Alphan Altinok
Research Associate, Center for Bioimage Informatics, Dept of Electrical and Computer Engineering, University of California, Santa Barbara.
22 Tuesday, Sept 2009, 12:30PM - 1:30PM
Steele 214
Biological image data are at least as diverse as the experimentation spectrum itself. Even working with a unique cell component, computational tools require frequent adaptation to various types of data and analysis. In this talk, I will present our work on quantitatively analyzing dynamic properties of a particular cell component: microtubules. I will highlight different analysis requirements on the same imaging modality, as well as different imaging modalities and associated divergence in quantification and analysis. To ensure effective use, computational methods should provide intuitive interfaces for general use, and in some cases for user interaction. I will provide examples of handling user interaction.

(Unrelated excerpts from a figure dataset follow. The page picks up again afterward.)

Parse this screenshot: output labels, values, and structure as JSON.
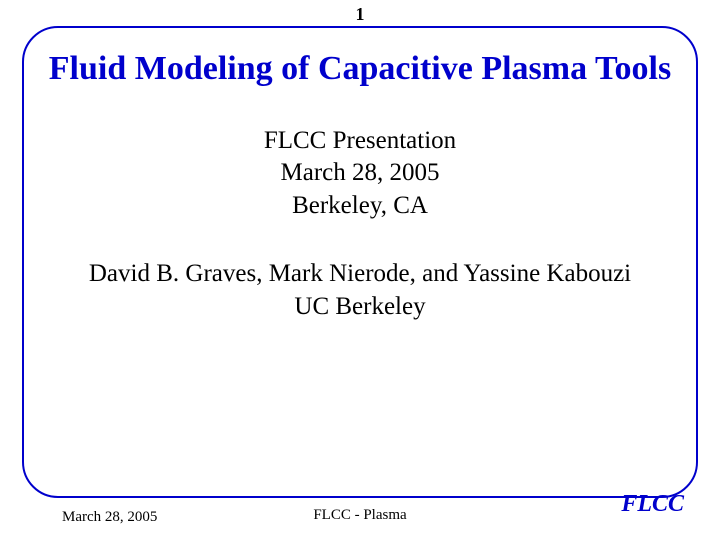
{
  "page_number": "1",
  "title": "Fluid Modeling of Capacitive Plasma Tools",
  "subtitle": {
    "line1": "FLCC Presentation",
    "line2": "March 28, 2005",
    "line3": "Berkeley, CA"
  },
  "authors": {
    "line1": "David B. Graves, Mark Nierode, and Yassine Kabouzi",
    "line2": "UC Berkeley"
  },
  "footer": {
    "date": "March 28, 2005",
    "center": "FLCC - Plasma",
    "logo": "FLCC"
  },
  "styling": {
    "title_color": "#0000cc",
    "border_color": "#0000cc",
    "logo_color": "#0000cc",
    "text_color": "#000000",
    "background_color": "#ffffff",
    "title_fontsize": 34,
    "body_fontsize": 25,
    "footer_fontsize": 15,
    "logo_fontsize": 24,
    "border_radius": 36,
    "border_width": 2
  }
}
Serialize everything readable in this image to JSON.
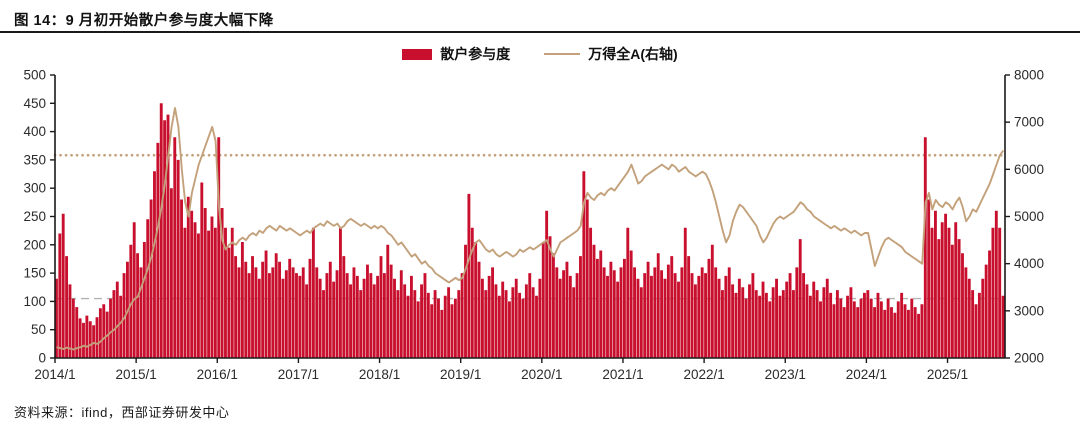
{
  "page": {
    "title": "图 14：9 月初开始散户参与度大幅下降",
    "source": "资料来源：ifind，西部证券研发中心"
  },
  "chart_data": {
    "type": "bar+line",
    "title": "图 14：9 月初开始散户参与度大幅下降",
    "legend_position": "top-center",
    "grid": false,
    "points_per_year": 24,
    "x_ticks": [
      "2014/1",
      "2015/1",
      "2016/1",
      "2017/1",
      "2018/1",
      "2019/1",
      "2020/1",
      "2021/1",
      "2022/1",
      "2023/1",
      "2024/1",
      "2025/1"
    ],
    "left_axis": {
      "min": 0,
      "max": 500,
      "ticks": [
        0,
        50,
        100,
        150,
        200,
        250,
        300,
        350,
        400,
        450,
        500
      ]
    },
    "right_axis": {
      "min": 2000,
      "max": 8000,
      "ticks": [
        2000,
        3000,
        4000,
        5000,
        6000,
        7000,
        8000
      ]
    },
    "reference_lines": [
      {
        "axis": "right",
        "value": 6300,
        "style": "dotted",
        "color": "#C3A17B"
      },
      {
        "axis": "left",
        "value": 105,
        "style": "dashed",
        "color": "#B3B3B3"
      }
    ],
    "series": [
      {
        "name": "散户参与度",
        "type": "bar",
        "axis": "left",
        "color": "#C8102E",
        "values": [
          140,
          220,
          255,
          180,
          130,
          105,
          90,
          70,
          62,
          75,
          65,
          58,
          72,
          88,
          95,
          82,
          105,
          120,
          135,
          110,
          150,
          170,
          200,
          240,
          185,
          160,
          205,
          245,
          280,
          330,
          380,
          450,
          420,
          430,
          300,
          390,
          350,
          280,
          230,
          285,
          260,
          240,
          220,
          310,
          265,
          225,
          250,
          230,
          390,
          265,
          230,
          195,
          230,
          180,
          160,
          205,
          170,
          150,
          180,
          160,
          140,
          170,
          190,
          150,
          160,
          185,
          170,
          140,
          155,
          175,
          160,
          150,
          145,
          160,
          130,
          175,
          230,
          160,
          140,
          120,
          150,
          170,
          135,
          155,
          230,
          180,
          150,
          130,
          160,
          145,
          120,
          140,
          165,
          150,
          130,
          145,
          180,
          150,
          200,
          165,
          140,
          120,
          155,
          130,
          110,
          145,
          120,
          100,
          130,
          150,
          115,
          95,
          120,
          105,
          85,
          110,
          125,
          95,
          105,
          120,
          150,
          200,
          290,
          230,
          205,
          170,
          140,
          120,
          145,
          160,
          130,
          110,
          135,
          120,
          100,
          125,
          140,
          115,
          105,
          130,
          150,
          125,
          110,
          140,
          205,
          260,
          215,
          185,
          160,
          140,
          155,
          170,
          145,
          125,
          150,
          180,
          330,
          280,
          230,
          200,
          175,
          190,
          160,
          145,
          170,
          155,
          135,
          160,
          175,
          230,
          190,
          160,
          140,
          125,
          150,
          170,
          145,
          160,
          185,
          155,
          140,
          165,
          180,
          150,
          135,
          160,
          230,
          180,
          150,
          130,
          145,
          160,
          150,
          175,
          200,
          160,
          140,
          120,
          145,
          160,
          130,
          115,
          140,
          125,
          105,
          130,
          150,
          120,
          110,
          135,
          115,
          100,
          125,
          140,
          110,
          120,
          135,
          150,
          120,
          160,
          210,
          150,
          130,
          110,
          135,
          120,
          100,
          125,
          140,
          115,
          95,
          120,
          105,
          90,
          110,
          125,
          100,
          90,
          105,
          115,
          120,
          105,
          90,
          115,
          100,
          85,
          105,
          90,
          80,
          100,
          115,
          95,
          85,
          105,
          90,
          78,
          95,
          390,
          280,
          230,
          260,
          210,
          240,
          255,
          230,
          200,
          240,
          210,
          185,
          160,
          140,
          120,
          95,
          115,
          140,
          165,
          190,
          230,
          260,
          230,
          110
        ]
      },
      {
        "name": "万得全A(右轴)",
        "type": "line",
        "axis": "right",
        "color": "#C3A17B",
        "values": [
          2230,
          2210,
          2190,
          2220,
          2200,
          2180,
          2210,
          2230,
          2260,
          2240,
          2280,
          2320,
          2300,
          2350,
          2420,
          2480,
          2550,
          2600,
          2680,
          2750,
          2850,
          3000,
          3150,
          3250,
          3300,
          3500,
          3700,
          3900,
          4150,
          4450,
          4800,
          5200,
          5700,
          6300,
          6900,
          7300,
          6900,
          6000,
          5300,
          5000,
          5500,
          5800,
          6100,
          6300,
          6500,
          6700,
          6900,
          6600,
          5200,
          4500,
          4300,
          4400,
          4450,
          4400,
          4500,
          4550,
          4500,
          4600,
          4650,
          4600,
          4700,
          4650,
          4750,
          4800,
          4750,
          4700,
          4800,
          4750,
          4700,
          4750,
          4700,
          4650,
          4600,
          4650,
          4700,
          4650,
          4750,
          4800,
          4850,
          4800,
          4900,
          4850,
          4800,
          4850,
          4750,
          4800,
          4900,
          4950,
          4900,
          4850,
          4800,
          4850,
          4800,
          4750,
          4800,
          4750,
          4800,
          4750,
          4650,
          4600,
          4500,
          4400,
          4450,
          4350,
          4250,
          4150,
          4200,
          4100,
          4000,
          4050,
          3950,
          3900,
          3800,
          3750,
          3700,
          3650,
          3600,
          3650,
          3700,
          3650,
          3700,
          3900,
          4100,
          4300,
          4450,
          4500,
          4400,
          4300,
          4250,
          4300,
          4200,
          4150,
          4200,
          4250,
          4200,
          4150,
          4200,
          4300,
          4250,
          4300,
          4350,
          4300,
          4350,
          4400,
          4450,
          4500,
          4300,
          4150,
          4300,
          4450,
          4500,
          4550,
          4600,
          4650,
          4700,
          4800,
          5300,
          5500,
          5400,
          5350,
          5450,
          5500,
          5450,
          5550,
          5600,
          5550,
          5650,
          5750,
          5850,
          5950,
          6100,
          5900,
          5700,
          5750,
          5850,
          5900,
          5950,
          6000,
          6050,
          6100,
          6050,
          6000,
          6100,
          6050,
          5950,
          6000,
          6050,
          5950,
          5900,
          5850,
          5900,
          5950,
          5900,
          5750,
          5550,
          5300,
          5000,
          4700,
          4450,
          4600,
          4900,
          5100,
          5250,
          5200,
          5100,
          5000,
          4900,
          4800,
          4600,
          4450,
          4550,
          4700,
          4850,
          4950,
          5000,
          4950,
          5000,
          5050,
          5100,
          5200,
          5300,
          5250,
          5150,
          5100,
          5000,
          4950,
          4900,
          4850,
          4800,
          4750,
          4800,
          4750,
          4700,
          4750,
          4700,
          4650,
          4700,
          4650,
          4600,
          4650,
          4650,
          4300,
          3950,
          4150,
          4350,
          4500,
          4550,
          4500,
          4450,
          4400,
          4350,
          4250,
          4200,
          4150,
          4100,
          4050,
          4000,
          5300,
          5500,
          5150,
          5350,
          5250,
          5200,
          5300,
          5250,
          5150,
          5300,
          5400,
          5200,
          4900,
          5000,
          5150,
          5100,
          5250,
          5400,
          5550,
          5700,
          5900,
          6100,
          6300,
          6400
        ]
      }
    ]
  }
}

Microtubules are cytoskeletal polymers that participate in several critical cell functions. Their regulation mechanisms have long been implicated in developmental disorders and several devastating diseases, including Alzheimer's Disease and cancer. Therefore, the properties of their dynamic instability are of significant interest, yet the traditional image analysis methods remain arduous. By automating the procedures of quantification and analysis, we aim to address this challenge. However, as is evident from the diversity in imaging and experimental setups, frequent algorithmic and user-interactivity adjustments are necessary. Before converging on universally applicable methods of biological image analysis, we may need to utilize ad-hoc solutions for pragmatic reasons. This is also motivated by the evolving landscape in biological experimentation as well as in imaging methods. I will illustrate this case on our recent work, where microtubule dynamics are observed only indirectly.